Finanzlexikon: Arbeitslosigkeit

Unter Arbeitslosigkeit versteht man in der Volkswirtschaftslehre das Fehlen von erwerbsorientierten Beschäftigungsmöglichkeiten eines Teils der arbeitsfähigen und beim bestehenden Lohnniveau arbeitsbereiten Personen. Personen, die in Ausbildung oder Umschulung sind, werden nicht als arbeitslos geführt. Genauso fällt Kurzarbeit nicht unter Arbeitslosigkeit.

Exzessive Maßnahmen in der Arbeitsmarktförderung führen allerdings zu verschleierter Arbeitslosigkeit, und werden oft eingesetzt um strukturelle Probleme am Arbeitsmarkt (wie Jugendarbeitslosigkeit, Altersarbeitslosigkeit, Langzeitarbeitslosigkeit) zu kaschieren.

Wesentliches Ziel der Wirtschaftspolitik ist Vollbeschäftigung, d.h. es gibt mehr offene Stellen als Arbeitssuchende.

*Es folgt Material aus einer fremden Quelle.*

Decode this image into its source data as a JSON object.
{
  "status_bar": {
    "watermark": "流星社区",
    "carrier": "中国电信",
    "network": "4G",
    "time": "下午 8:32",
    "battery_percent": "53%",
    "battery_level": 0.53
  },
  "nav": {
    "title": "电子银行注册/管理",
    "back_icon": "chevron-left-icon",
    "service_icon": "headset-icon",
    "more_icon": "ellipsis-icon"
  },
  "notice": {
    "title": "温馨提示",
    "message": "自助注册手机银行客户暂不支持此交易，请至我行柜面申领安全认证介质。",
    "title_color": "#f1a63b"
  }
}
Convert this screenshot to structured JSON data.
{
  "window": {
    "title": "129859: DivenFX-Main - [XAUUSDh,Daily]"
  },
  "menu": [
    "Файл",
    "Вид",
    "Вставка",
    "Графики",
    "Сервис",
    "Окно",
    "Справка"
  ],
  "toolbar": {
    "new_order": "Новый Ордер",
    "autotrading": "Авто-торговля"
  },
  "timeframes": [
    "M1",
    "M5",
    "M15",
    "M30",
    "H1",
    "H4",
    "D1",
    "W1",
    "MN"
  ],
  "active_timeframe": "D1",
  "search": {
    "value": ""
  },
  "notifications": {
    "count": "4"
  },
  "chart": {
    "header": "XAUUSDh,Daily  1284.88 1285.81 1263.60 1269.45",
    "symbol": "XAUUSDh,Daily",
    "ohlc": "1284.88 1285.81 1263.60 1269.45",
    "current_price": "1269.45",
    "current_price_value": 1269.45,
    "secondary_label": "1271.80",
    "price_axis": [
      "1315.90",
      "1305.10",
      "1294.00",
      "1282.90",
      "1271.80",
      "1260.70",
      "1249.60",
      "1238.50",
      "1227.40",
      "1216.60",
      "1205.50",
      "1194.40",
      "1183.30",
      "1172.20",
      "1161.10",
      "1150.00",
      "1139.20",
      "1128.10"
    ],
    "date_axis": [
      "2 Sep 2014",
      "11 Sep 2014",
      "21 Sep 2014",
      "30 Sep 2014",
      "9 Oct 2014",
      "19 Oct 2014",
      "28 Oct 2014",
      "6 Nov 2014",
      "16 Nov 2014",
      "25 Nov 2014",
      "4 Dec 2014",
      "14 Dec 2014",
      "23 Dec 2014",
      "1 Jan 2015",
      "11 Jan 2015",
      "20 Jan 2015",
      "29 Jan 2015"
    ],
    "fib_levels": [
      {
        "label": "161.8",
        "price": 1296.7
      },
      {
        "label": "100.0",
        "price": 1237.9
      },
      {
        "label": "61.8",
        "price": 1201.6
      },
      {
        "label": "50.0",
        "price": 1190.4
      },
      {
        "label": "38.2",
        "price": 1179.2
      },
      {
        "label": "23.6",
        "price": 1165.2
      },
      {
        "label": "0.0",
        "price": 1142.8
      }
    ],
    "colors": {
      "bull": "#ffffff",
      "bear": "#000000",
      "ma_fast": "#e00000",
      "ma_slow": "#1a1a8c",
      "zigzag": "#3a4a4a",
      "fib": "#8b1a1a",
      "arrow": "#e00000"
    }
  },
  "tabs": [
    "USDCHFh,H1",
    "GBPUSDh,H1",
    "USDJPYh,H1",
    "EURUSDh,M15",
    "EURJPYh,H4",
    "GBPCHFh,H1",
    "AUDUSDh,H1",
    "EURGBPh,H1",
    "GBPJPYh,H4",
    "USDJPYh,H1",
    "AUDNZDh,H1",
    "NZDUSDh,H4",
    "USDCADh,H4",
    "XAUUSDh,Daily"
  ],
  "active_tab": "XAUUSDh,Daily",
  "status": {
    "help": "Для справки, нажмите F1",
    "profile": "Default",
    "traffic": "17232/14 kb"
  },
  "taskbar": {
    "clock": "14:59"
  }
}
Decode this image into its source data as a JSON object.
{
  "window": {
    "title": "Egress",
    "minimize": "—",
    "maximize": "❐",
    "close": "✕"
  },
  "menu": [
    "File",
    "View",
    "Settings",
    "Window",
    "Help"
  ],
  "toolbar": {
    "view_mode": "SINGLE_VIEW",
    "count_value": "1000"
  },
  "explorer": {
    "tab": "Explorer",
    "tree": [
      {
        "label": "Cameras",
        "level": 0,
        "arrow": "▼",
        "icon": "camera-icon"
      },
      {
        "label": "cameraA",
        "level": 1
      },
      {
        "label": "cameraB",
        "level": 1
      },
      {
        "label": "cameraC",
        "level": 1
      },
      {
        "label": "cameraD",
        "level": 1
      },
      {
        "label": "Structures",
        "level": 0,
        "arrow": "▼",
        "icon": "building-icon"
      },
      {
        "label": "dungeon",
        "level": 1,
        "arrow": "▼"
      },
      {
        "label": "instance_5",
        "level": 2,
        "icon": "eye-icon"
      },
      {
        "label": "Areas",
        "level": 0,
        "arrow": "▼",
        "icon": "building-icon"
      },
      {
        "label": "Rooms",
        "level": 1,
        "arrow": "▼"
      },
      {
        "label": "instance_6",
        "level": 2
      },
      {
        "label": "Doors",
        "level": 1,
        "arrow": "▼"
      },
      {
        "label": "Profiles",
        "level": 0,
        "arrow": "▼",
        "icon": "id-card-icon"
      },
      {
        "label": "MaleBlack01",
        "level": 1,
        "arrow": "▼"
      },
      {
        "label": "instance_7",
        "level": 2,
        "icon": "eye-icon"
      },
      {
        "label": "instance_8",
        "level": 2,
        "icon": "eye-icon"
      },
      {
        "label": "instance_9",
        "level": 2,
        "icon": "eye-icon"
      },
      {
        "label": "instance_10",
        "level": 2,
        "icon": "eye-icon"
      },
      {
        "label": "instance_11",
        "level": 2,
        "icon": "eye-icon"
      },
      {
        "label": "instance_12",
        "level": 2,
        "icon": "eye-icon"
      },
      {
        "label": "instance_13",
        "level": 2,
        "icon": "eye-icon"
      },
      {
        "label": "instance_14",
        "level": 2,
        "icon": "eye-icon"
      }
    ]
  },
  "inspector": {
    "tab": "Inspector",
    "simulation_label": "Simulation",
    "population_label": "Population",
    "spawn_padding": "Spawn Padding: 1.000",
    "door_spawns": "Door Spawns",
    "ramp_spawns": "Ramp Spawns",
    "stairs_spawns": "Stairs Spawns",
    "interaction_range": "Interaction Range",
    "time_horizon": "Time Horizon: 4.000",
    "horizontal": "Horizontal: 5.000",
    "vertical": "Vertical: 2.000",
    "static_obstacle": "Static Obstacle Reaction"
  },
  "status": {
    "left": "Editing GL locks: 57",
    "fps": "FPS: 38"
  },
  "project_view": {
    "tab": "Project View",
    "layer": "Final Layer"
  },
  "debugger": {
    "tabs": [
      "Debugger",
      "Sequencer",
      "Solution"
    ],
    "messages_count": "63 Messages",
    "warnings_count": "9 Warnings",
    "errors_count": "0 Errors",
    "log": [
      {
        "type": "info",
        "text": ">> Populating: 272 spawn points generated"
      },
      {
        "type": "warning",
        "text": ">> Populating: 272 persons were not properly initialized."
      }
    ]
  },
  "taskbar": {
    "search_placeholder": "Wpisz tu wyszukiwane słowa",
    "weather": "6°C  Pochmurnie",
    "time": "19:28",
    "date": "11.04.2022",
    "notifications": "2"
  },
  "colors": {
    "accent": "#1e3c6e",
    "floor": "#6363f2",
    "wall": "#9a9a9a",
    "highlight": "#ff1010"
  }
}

Aber selbst in so einer Situation brauchen Arbeitsuchende etwas Zeit eine passende neue Stelle zu finden, wenn sie ihren Job wechseln. Deshalb wird Vollbeschäftigung nicht mit einer Arbeitslosenquote von Null gleichgesetzt, sondern gilt schon bei 3 bis 4 Prozent als erreicht.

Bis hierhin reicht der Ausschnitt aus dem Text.